Мир разошёлся по швам. Что-то треснуло глубоко внутри, и привычная опора рассыпалась, оставляя меня на краю пустоты, где каждое следующее дыхание требовало усилия.
Стены поплыли.
Свет стал слишком резким, ударил в глаза и заставил зажмуриться, вызывая острую, почти болезненную пульсацию в висках.
– Как… долго… – я почти не слышала себя. – Папа… как долго?..
Он закрыл глаза.
На секунду.
На вдох.
Как человек, который собирает остатки сил.
Потом тихо произнёс:
– Два года.
Тётя резко вдохнула – так, словно её ударили.
А я… я потеряла опору.
– Н-нет… – прошептала я, чувствуя, как голос предаёт и ломается. – Нет… нет… – слова срывались, цеплялись друг за друга, как попытка удержать реальность на месте.
Но от этого слово не стало менее реальным.
Тётя наклонилась ко мне, прижимая мою руку к своей груди, как к якорю:
– Мы здесь… слышишь? Мы здесь… всё хорошо…
Но её голос шёл издалека.
Как сквозь воду.
Слова тонули.
Отец… он смотрел на меня слишком внимательно, слишком напряжённо, не отводя взгляда ни на секунду. В этом взгляде не было паники, но было что-то тяжёлое, давящее, от чего становилось не по себе, даже если не понимать почему.
Слова про два года повисли между нами, не находя места внутри меня.

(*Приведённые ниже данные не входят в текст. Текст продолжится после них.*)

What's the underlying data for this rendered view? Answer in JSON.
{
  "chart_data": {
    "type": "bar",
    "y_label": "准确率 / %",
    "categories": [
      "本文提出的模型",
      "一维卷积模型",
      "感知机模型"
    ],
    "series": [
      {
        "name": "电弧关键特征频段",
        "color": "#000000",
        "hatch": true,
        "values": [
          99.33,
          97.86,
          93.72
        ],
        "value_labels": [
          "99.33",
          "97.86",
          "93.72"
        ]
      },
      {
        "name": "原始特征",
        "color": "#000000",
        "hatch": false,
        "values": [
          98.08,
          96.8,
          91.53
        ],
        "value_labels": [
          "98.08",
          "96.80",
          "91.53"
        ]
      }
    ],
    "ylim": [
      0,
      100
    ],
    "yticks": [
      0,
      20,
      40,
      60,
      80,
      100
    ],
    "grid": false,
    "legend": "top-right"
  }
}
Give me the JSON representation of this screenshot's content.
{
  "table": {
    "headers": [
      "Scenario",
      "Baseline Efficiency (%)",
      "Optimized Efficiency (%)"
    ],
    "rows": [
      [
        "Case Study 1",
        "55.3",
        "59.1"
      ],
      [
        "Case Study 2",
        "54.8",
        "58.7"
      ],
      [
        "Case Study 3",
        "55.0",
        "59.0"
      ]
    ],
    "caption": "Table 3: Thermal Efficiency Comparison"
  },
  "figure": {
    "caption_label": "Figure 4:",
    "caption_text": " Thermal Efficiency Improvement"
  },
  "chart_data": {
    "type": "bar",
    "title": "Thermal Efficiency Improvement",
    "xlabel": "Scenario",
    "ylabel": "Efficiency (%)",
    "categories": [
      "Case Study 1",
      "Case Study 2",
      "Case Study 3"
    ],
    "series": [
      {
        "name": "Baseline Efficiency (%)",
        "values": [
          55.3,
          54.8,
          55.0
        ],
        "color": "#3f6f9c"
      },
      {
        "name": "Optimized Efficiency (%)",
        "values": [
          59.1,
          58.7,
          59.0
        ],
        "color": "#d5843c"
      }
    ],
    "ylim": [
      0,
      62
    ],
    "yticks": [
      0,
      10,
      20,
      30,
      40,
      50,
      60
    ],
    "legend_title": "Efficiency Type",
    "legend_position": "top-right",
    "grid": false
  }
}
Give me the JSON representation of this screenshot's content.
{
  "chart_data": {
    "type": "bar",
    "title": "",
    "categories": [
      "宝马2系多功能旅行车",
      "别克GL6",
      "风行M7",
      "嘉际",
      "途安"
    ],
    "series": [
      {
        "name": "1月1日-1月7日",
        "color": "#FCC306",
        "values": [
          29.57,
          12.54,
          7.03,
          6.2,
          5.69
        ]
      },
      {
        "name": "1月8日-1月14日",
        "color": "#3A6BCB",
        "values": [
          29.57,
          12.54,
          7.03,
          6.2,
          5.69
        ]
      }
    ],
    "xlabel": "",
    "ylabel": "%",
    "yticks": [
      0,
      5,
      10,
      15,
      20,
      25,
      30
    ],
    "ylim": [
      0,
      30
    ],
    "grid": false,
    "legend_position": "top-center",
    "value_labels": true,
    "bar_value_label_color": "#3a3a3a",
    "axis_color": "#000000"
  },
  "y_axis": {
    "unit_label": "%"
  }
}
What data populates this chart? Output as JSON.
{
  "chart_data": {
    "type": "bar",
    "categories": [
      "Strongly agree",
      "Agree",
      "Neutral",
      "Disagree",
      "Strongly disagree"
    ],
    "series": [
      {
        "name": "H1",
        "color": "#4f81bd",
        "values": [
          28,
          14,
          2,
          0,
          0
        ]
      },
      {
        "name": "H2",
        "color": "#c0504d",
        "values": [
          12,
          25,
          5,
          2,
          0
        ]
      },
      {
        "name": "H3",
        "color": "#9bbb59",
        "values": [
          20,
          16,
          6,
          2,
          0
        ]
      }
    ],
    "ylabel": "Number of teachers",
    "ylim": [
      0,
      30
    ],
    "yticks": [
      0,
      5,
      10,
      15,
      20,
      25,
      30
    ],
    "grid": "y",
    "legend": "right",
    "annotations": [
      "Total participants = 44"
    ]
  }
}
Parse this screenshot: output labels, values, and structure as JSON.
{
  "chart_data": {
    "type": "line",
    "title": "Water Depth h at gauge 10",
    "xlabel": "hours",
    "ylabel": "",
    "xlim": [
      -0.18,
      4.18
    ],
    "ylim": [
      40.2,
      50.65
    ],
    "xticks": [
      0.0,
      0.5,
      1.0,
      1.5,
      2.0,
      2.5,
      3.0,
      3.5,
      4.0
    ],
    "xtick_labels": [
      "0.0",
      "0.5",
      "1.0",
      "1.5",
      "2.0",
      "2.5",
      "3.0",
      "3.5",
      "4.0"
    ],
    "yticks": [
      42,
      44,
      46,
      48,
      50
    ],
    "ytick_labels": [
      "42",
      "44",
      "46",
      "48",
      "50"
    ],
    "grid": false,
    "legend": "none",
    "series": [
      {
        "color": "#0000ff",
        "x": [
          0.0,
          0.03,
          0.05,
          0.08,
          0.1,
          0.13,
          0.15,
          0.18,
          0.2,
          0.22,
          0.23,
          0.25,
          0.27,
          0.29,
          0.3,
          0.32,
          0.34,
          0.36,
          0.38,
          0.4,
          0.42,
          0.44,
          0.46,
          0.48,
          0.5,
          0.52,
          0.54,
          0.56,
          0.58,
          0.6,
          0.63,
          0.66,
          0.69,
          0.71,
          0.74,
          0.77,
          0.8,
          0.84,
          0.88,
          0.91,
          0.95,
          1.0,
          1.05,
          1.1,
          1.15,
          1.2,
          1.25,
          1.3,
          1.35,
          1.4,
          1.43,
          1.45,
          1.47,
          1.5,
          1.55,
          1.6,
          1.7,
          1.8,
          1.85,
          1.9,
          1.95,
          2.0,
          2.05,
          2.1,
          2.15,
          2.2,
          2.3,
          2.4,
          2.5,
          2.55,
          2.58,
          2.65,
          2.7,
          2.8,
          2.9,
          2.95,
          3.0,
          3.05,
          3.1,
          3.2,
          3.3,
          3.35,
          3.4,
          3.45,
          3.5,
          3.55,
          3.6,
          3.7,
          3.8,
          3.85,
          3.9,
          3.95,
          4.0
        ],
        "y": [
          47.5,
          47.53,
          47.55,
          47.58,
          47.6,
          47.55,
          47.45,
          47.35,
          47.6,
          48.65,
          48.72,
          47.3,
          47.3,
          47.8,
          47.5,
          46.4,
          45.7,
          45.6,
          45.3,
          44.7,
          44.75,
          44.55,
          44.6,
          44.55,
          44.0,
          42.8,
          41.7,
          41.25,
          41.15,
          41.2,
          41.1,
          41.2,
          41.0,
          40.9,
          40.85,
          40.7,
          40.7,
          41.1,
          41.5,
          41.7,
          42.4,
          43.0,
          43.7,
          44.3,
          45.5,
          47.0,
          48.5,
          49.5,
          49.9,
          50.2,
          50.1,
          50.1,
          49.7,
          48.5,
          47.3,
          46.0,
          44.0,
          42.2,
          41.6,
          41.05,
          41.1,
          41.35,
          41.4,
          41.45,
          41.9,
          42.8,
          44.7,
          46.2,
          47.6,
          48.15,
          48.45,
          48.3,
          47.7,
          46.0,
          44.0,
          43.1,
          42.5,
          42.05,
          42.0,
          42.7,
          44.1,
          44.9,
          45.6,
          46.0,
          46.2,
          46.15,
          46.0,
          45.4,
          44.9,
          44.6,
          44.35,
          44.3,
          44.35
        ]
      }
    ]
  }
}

Я слышала их, понимала по смыслу, но они не складывались в целое, не становились реальностью.
Голова закружилась. Звуки начали терять чёткость, словно кто-то медленно убавлял громкость мира. Я всё ещё смотрела на отца, пытаясь зацепиться за его лицо, за голос, за что-то знакомое, но вместо опоры пришла усталость – глубокая, неожиданная.
Тело стало тяжёлым, дыхание поверхностным, мысли расползались и исчезали одна за другой. Я попыталась что-то сказать, вдохнуть глубже, удержаться в этом мгновении, но сил не хватило.
Сознание потускнело и мягко погасло, оставив меня в темноте.
Когда я открыла глаза во второй раз, мир уже не плыл так безумно, как раньше. Свет всё ещё казался слишком ярким, воздух – слишком сухим, а тело – тяжёлым, будто состояло из мокрого песка. Но сознание возвращалось ровнее, не рывками, а медленным, осторожным потоком.
Тётя Вера сидела на том же месте – чуть наклонившись вперёд, с руками, сложенными на коленях. И сразу, стоило мне повести ресницами, она подняла голову, будто ждала именно этого мгновения.
– Проснулась… – её голос был тёплым, тихим, бережным. – Как ты, родная? Как чувствуешь себя?
Я попыталась вдохнуть глубже, но лёгкие тут же сжались неприятной тяжестью. Горло дернуло сухостью, мышцы подрагивали так, словно я перенесла долгую, изматывающую лихорадку.
– Как… в тумане, – выдавила я хрипло. – Я всё ещё ощущала себя застрявшей где-то между сном и… и реальностью.
Тётя кивнула, мягко, как гладят по голове ребёнка.
– Это нормально, милая. Это пройдёт. Твоё тело только просыпается.